Pero más allá de influencias y de reverencias, Lunar Park confirma a Ellis como a uno de esos alumnos que pasa al frente y, una vez allí, ya no vuelve a sentarse en el pupitre porque se sabe –y nos hace saber– que está a la altura de sus maestros y de sus modelos y, ya que estamos, de sí mismo.

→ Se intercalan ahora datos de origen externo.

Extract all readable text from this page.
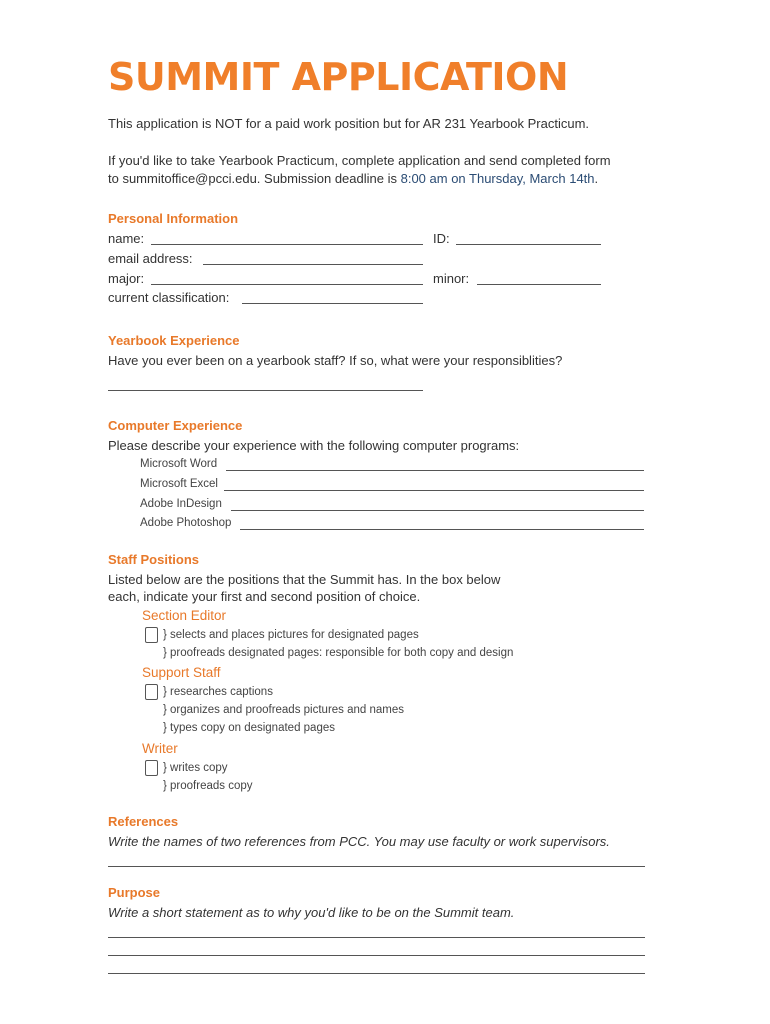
SUMMIT APPLICATION
This application is NOT for a paid work position but for AR 231 Yearbook Practicum.
If you'd like to take Yearbook Practicum, complete application and send completed form
to summitoffice@pcci.edu. Submission deadline is 8:00 am on Thursday, March 14th.
Personal Information
name:	ID:
email address:
major:	minor:
current classification:
Yearbook Experience
Have you ever been on a yearbook staff? If so, what were your responsiblities?
Computer Experience
Please describe your experience with the following computer programs:
Microsoft Word
Microsoft Excel
Adobe InDesign
Adobe Photoshop
Staff Positions
Listed below are the positions that the Summit has. In the box below
each, indicate your first and second position of choice.
Section Editor
} selects and places pictures for designated pages
} proofreads designated pages: responsible for both copy and design
Support Staff
} researches captions
} organizes and proofreads pictures and names
} types copy on designated pages
Writer
} writes copy
} proofreads copy
References
Write the names of two references from PCC. You may use faculty or work supervisors.
Purpose
Write a short statement as to why you'd like to be on the Summit team.
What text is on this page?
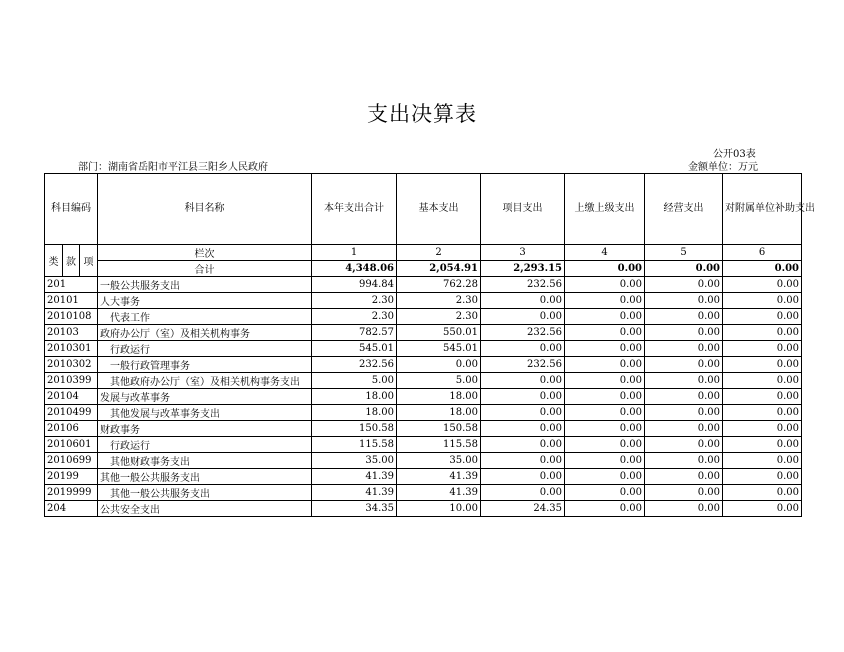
支出决算表
公开03表
部门：湖南省岳阳市平江县三阳乡人民政府	金额单位：万元
科目编码			科目名称	本年支出合计	基本支出	项目支出	上缴上级支出	经营支出	对附属单位补助支出
类	款	项	栏次	1	2	3	4	5	6
			合计	4,348.06	2,054.91	2,293.15	0.00	0.00	0.00
201			一般公共服务支出	994.84	762.28	232.56	0.00	0.00	0.00
20101			人大事务	2.30	2.30	0.00	0.00	0.00	0.00
2010108			代表工作	2.30	2.30	0.00	0.00	0.00	0.00
20103			政府办公厅（室）及相关机构事务	782.57	550.01	232.56	0.00	0.00	0.00
2010301			行政运行	545.01	545.01	0.00	0.00	0.00	0.00
2010302			一般行政管理事务	232.56	0.00	232.56	0.00	0.00	0.00
2010399			其他政府办公厅（室）及相关机构事务支出	5.00	5.00	0.00	0.00	0.00	0.00
20104			发展与改革事务	18.00	18.00	0.00	0.00	0.00	0.00
2010499			其他发展与改革事务支出	18.00	18.00	0.00	0.00	0.00	0.00
20106			财政事务	150.58	150.58	0.00	0.00	0.00	0.00
2010601			行政运行	115.58	115.58	0.00	0.00	0.00	0.00
2010699			其他财政事务支出	35.00	35.00	0.00	0.00	0.00	0.00
20199			其他一般公共服务支出	41.39	41.39	0.00	0.00	0.00	0.00
2019999			其他一般公共服务支出	41.39	41.39	0.00	0.00	0.00	0.00
204			公共安全支出	34.35	10.00	24.35	0.00	0.00	0.00
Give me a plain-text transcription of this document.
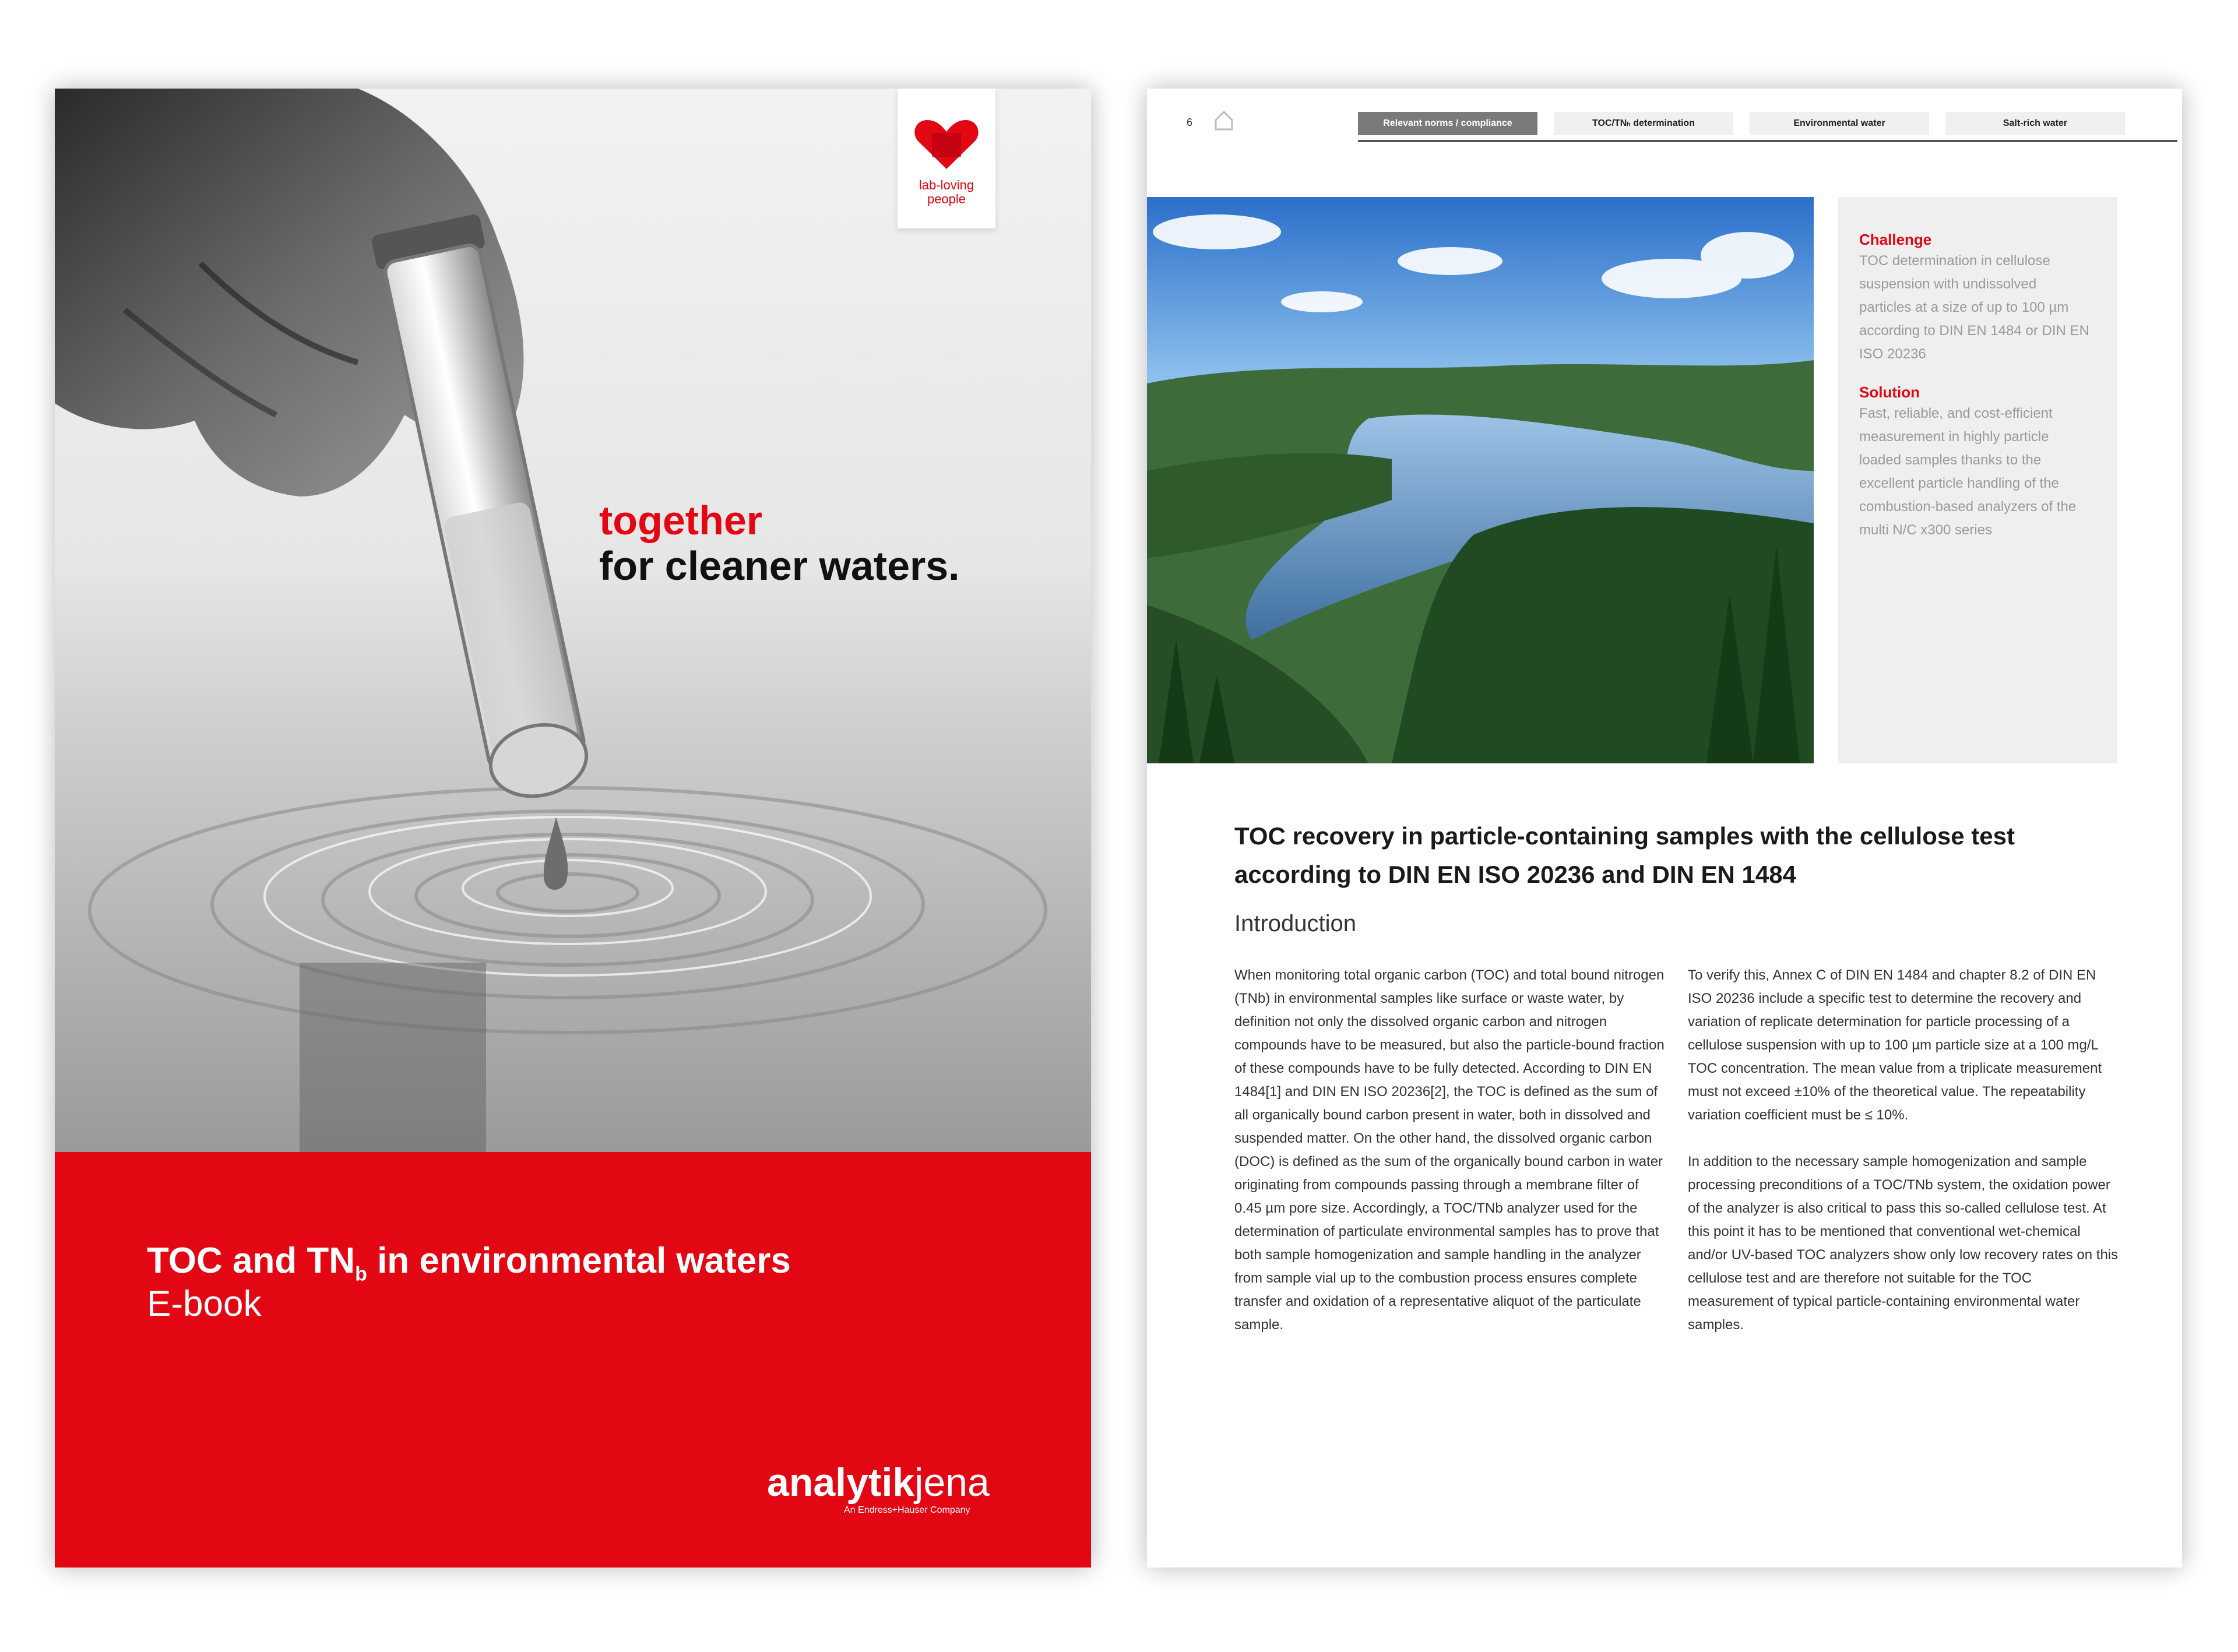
lab-loving
people
together
for cleaner waters.
TOC and $TN_b$ in environmental waters
E-book
analytikjena
An Endress+Hauser Company
6	Relevant norms / compliance	TOC/TNₕ determination	Environmental water	Salt-rich water
Challenge
TOC determination in cellulose suspension with undissolved particles at a size of up to 100 µm according to DIN EN 1484 or DIN EN ISO 20236
Solution
Fast, reliable, and cost-efficient measurement in highly particle loaded samples thanks to the excellent particle handling of the combustion-based analyzers of the multi N/C x300 series
TOC recovery in particle-containing samples with the cellulose test according to DIN EN ISO 20236 and DIN EN 1484
Introduction

When monitoring total organic carbon (TOC) and total bound nitrogen (TNb) in environmental samples like surface or waste water, by definition not only the dissolved organic carbon and nitrogen compounds have to be measured, but also the particle-bound fraction of these compounds have to be fully detected. According to DIN EN 1484[1] and DIN EN ISO 20236[2], the TOC is defined as the sum of all organically bound carbon present in water, both in dissolved and suspended matter. On the other hand, the dissolved organic carbon (DOC) is defined as the sum of the organically bound carbon in water originating from compounds passing through a membrane filter of 0.45 µm pore size. Accordingly, a TOC/TNb analyzer used for the determination of particulate environmental samples has to prove that both sample homogenization and sample handling in the analyzer from sample vial up to the combustion process ensures complete transfer and oxidation of a representative aliquot of the particulate sample.

To verify this, Annex C of DIN EN 1484 and chapter 8.2 of DIN EN ISO 20236 include a specific test to determine the recovery and variation of replicate determination for particle processing of a cellulose suspension with up to 100 µm particle size at a 100 mg/L TOC concentration. The mean value from a triplicate measurement must not exceed ±10% of the theoretical value. The repeatability variation coefficient must be ≤ 10%.

In addition to the necessary sample homogenization and sample processing preconditions of a TOC/TNb system, the oxidation power of the analyzer is also critical to pass this so-called cellulose test. At this point it has to be mentioned that conventional wet-chemical and/or UV-based TOC analyzers show only low recovery rates on this cellulose test and are therefore not suitable for the TOC measurement of typical particle-containing environmental water samples.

Porque Lunar Park es un libro de Bret Easton Ellis que trata sobre Bret Easton Ellis. Y aun así… La maniobra no es nueva. El autor como personaje. Allí estuvieron Dante y Hemingway y Mailer y Borges y Cortázar entre muchos otros. Y ahí está, ahora, Bret Easton Ellis, quien de un modo u otro siempre estuvo allí, apenas escondido detrás de un delgadísimo velo.

A saber: el protagonista de Lunar Park es un escandaloso y poco confiable y siempre al borde del crack-up escritor norteamericano que responde al nombre de… Bret Easton Ellis. Y han sido las primeras cuarenta páginas y algo de Lunar Park las que, de entrada, llamaron la atención de crítica y lectores y fans. Porque allí, para empezar, Ellis no vacila en escribir una sucinta pero monstruosamente eficaz (valga la paradoja) autobiografía no-autorizada donde no sólo se desnuda sino que, enseguida, procede a autoflagelarse mientras lanza carcajadas y se arranca los livianos y casi transparentes retratos utilizados en sus iniciáticas Menos que cero y Las leyes de la atracción. Y allí, al principio de Lunar Park, está todo lo vivido hasta ahora y el resumen de lo publicado, narrado con voz mecánica pero fluida. Enumeremos: el éxito temprano y los varios millones recibidos, las drogas duras (todas) y el sexo duro (con todos, con lo que se cruce), la caída libre en fiestas tóxicas o en clínicas de desintoxicación, las correrías por noches blanquísimas junto a su colega Jay “The Jayster” McInerney (quien acaba de publicar The Good Life, que también editará en España Mondadori), el escándalo por ese clásico moderno que es American Psycho, los tour-books en estado zombie promocionando Glamourama. Todo esto y un buen puñado de incómodas e inquietantes revelaciones entre la que se cuenta una que da miedo y que es en la que se asienta toda la nueva novela: el modelo para el asesino serial Patrick Bateman no fue otro que Robert Marin Ellis (1941-1992), difunto y disfuncional padre del escritor que llevó a su familia a la ruina pero dejó como herencia a su hijo varios trajes de Armani manchados de sangre en la entrepierna porque, uh, la operación de prolongación de pene no salió del todo bien, parece.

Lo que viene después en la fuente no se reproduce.